The coaches are prodding Mendenhall to tweak his running style a little. Where in Illinois' zone-blocking-heavy offense, he was asked to run laterally then cut back, the Steelers are trying to get him to attack the hole more aggressively and run downhill to better take advantage of his 225-pound frame.
"He has to attack the line of scrimmage," Wilson said. "There are very few lateral-movement plays for him, where he's going East and West. That's an adjustment for him because he hasn't done it in a while in that way. I think he'll make those adjustments because he's a talented, talented athlete. ... The best is yet to come."
The Turk alert
WR Willie Reid. Two years after the Steelers picked Reid in the third round, the receiver has just four catches and hasn't contributed in the return game the way some expected he would.
He might not be a big name, but for a team that drafts well, cutting the cord so early on a first-day pick is significant. The Steelers are deep at receiver -- Hines Ward, Santonio Holmes, Nate Washington and Limas Sweed are locks to make the roster -- and the club is giving former Olympian Jeremy Bloom a long look in the return game, which could spell doom for Reid.
The water cooler
Roethlisberger posted that gaudy QB rating. He's got a $102 million contract. And yet, this season represents, perhaps, his best chance to improve in some time.
After the championship season of 2005, Roethlisberger went through the effects of a devastating motorcycle accident. Last year, he was getting acclimated with new coordinator Bruce Arians. So for the first time since his second year in the league, the 26-year-old isn't dealing with some kind of turmoil going into a season.
"Just being in the second year of the offense makes it a little better," he told Sporting News. "The last time I was in the second year of an offense, I was still young in the league. So I would hope for as long as Bruce is here, and hopefully he'll be here for a long time, and Mike and this staff, we continue to grow. This offense will keep getting better."

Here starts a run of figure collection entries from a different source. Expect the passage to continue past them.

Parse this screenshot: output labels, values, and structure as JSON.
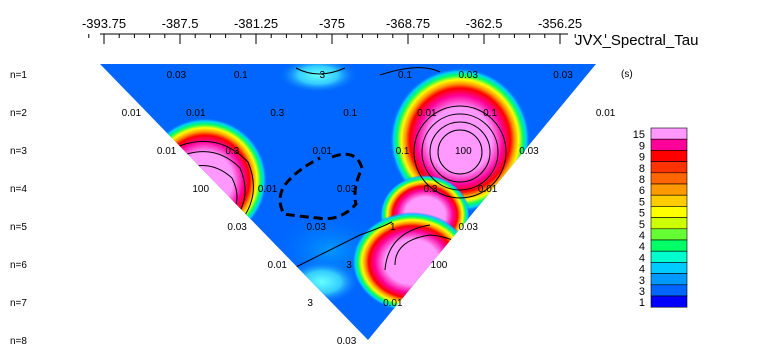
{
  "chart_data": {
    "type": "heatmap",
    "title": "JVX_Spectral_Tau",
    "unit": "(s)",
    "x_tick_labels": [
      "-393.75",
      "-387.5",
      "-381.25",
      "-375",
      "-368.75",
      "-362.5",
      "-356.25"
    ],
    "x_ticks": [
      -393.75,
      -387.5,
      -381.25,
      -375,
      -368.75,
      -362.5,
      -356.25
    ],
    "xlim": [
      -396,
      -350
    ],
    "rows": [
      "n=1",
      "n=2",
      "n=3",
      "n=4",
      "n=5",
      "n=6",
      "n=7",
      "n=8"
    ],
    "colorbar_labels": [
      "15",
      "9",
      "9",
      "8",
      "8",
      "6",
      "5",
      "5",
      "5",
      "4",
      "4",
      "4",
      "4",
      "3",
      "3",
      "1"
    ],
    "colorbar_colors": [
      "#ff99ff",
      "#ff0099",
      "#ff0000",
      "#ff3300",
      "#ff6600",
      "#ff9900",
      "#ffcc00",
      "#ffff00",
      "#ccff00",
      "#66ff33",
      "#00ff66",
      "#00ffcc",
      "#00ccff",
      "#0099ff",
      "#0066ff",
      "#0000ff"
    ],
    "background_color": "#0066ff",
    "contour_labels": [
      {
        "text": "0.03",
        "x": -387.8,
        "n": 1.0
      },
      {
        "text": "0.1",
        "x": -382.5,
        "n": 1.0
      },
      {
        "text": "3",
        "x": -375.8,
        "n": 1.0
      },
      {
        "text": "0.1",
        "x": -369.0,
        "n": 1.0
      },
      {
        "text": "0.03",
        "x": -363.8,
        "n": 1.0
      },
      {
        "text": "0.03",
        "x": -356.0,
        "n": 1.0
      },
      {
        "text": "0.01",
        "x": -391.5,
        "n": 2.0
      },
      {
        "text": "0.01",
        "x": -386.2,
        "n": 2.0
      },
      {
        "text": "0.3",
        "x": -379.5,
        "n": 2.0
      },
      {
        "text": "0.1",
        "x": -373.5,
        "n": 2.0
      },
      {
        "text": "0.01",
        "x": -367.2,
        "n": 2.0
      },
      {
        "text": "0.1",
        "x": -362.0,
        "n": 2.0
      },
      {
        "text": "0.01",
        "x": -352.5,
        "n": 2.0
      },
      {
        "text": "0.01",
        "x": -388.6,
        "n": 3.0
      },
      {
        "text": "0.3",
        "x": -383.2,
        "n": 3.0
      },
      {
        "text": "0.01",
        "x": -375.8,
        "n": 3.0
      },
      {
        "text": "0.1",
        "x": -369.2,
        "n": 3.0
      },
      {
        "text": "100",
        "x": -364.2,
        "n": 3.0
      },
      {
        "text": "0.03",
        "x": -358.8,
        "n": 3.0
      },
      {
        "text": "100",
        "x": -385.8,
        "n": 4.0
      },
      {
        "text": "0.01",
        "x": -380.3,
        "n": 4.0
      },
      {
        "text": "0.03",
        "x": -373.8,
        "n": 4.0
      },
      {
        "text": "0.3",
        "x": -366.9,
        "n": 4.0
      },
      {
        "text": "0.01",
        "x": -362.2,
        "n": 4.0
      },
      {
        "text": "0.03",
        "x": -382.8,
        "n": 5.0
      },
      {
        "text": "0.03",
        "x": -376.3,
        "n": 5.0
      },
      {
        "text": "1",
        "x": -370.0,
        "n": 5.0
      },
      {
        "text": "0.03",
        "x": -363.8,
        "n": 5.0
      },
      {
        "text": "0.01",
        "x": -379.5,
        "n": 6.0
      },
      {
        "text": "3",
        "x": -373.6,
        "n": 6.0
      },
      {
        "text": "100",
        "x": -366.2,
        "n": 6.0
      },
      {
        "text": "3",
        "x": -376.8,
        "n": 7.0
      },
      {
        "text": "0.01",
        "x": -370.0,
        "n": 7.0
      },
      {
        "text": "0.03",
        "x": -373.8,
        "n": 8.0
      }
    ]
  }
}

So assume the offense gets better, and the defense improves with Woodley representing an upgrade over Haggans. Could this club be a Super Bowl team? You don't hear that buzz outside Pittsburgh. But there seems to be a quiet confidence inside the organization and within a team that's loaded with big-game experience.
"In every sense, since I've been in the league, we've been under the radar," Foote says. "We've dominated our division. But that's the way it is, we're not that sexy team, as people like to say. We're going to be there at the end, we know that."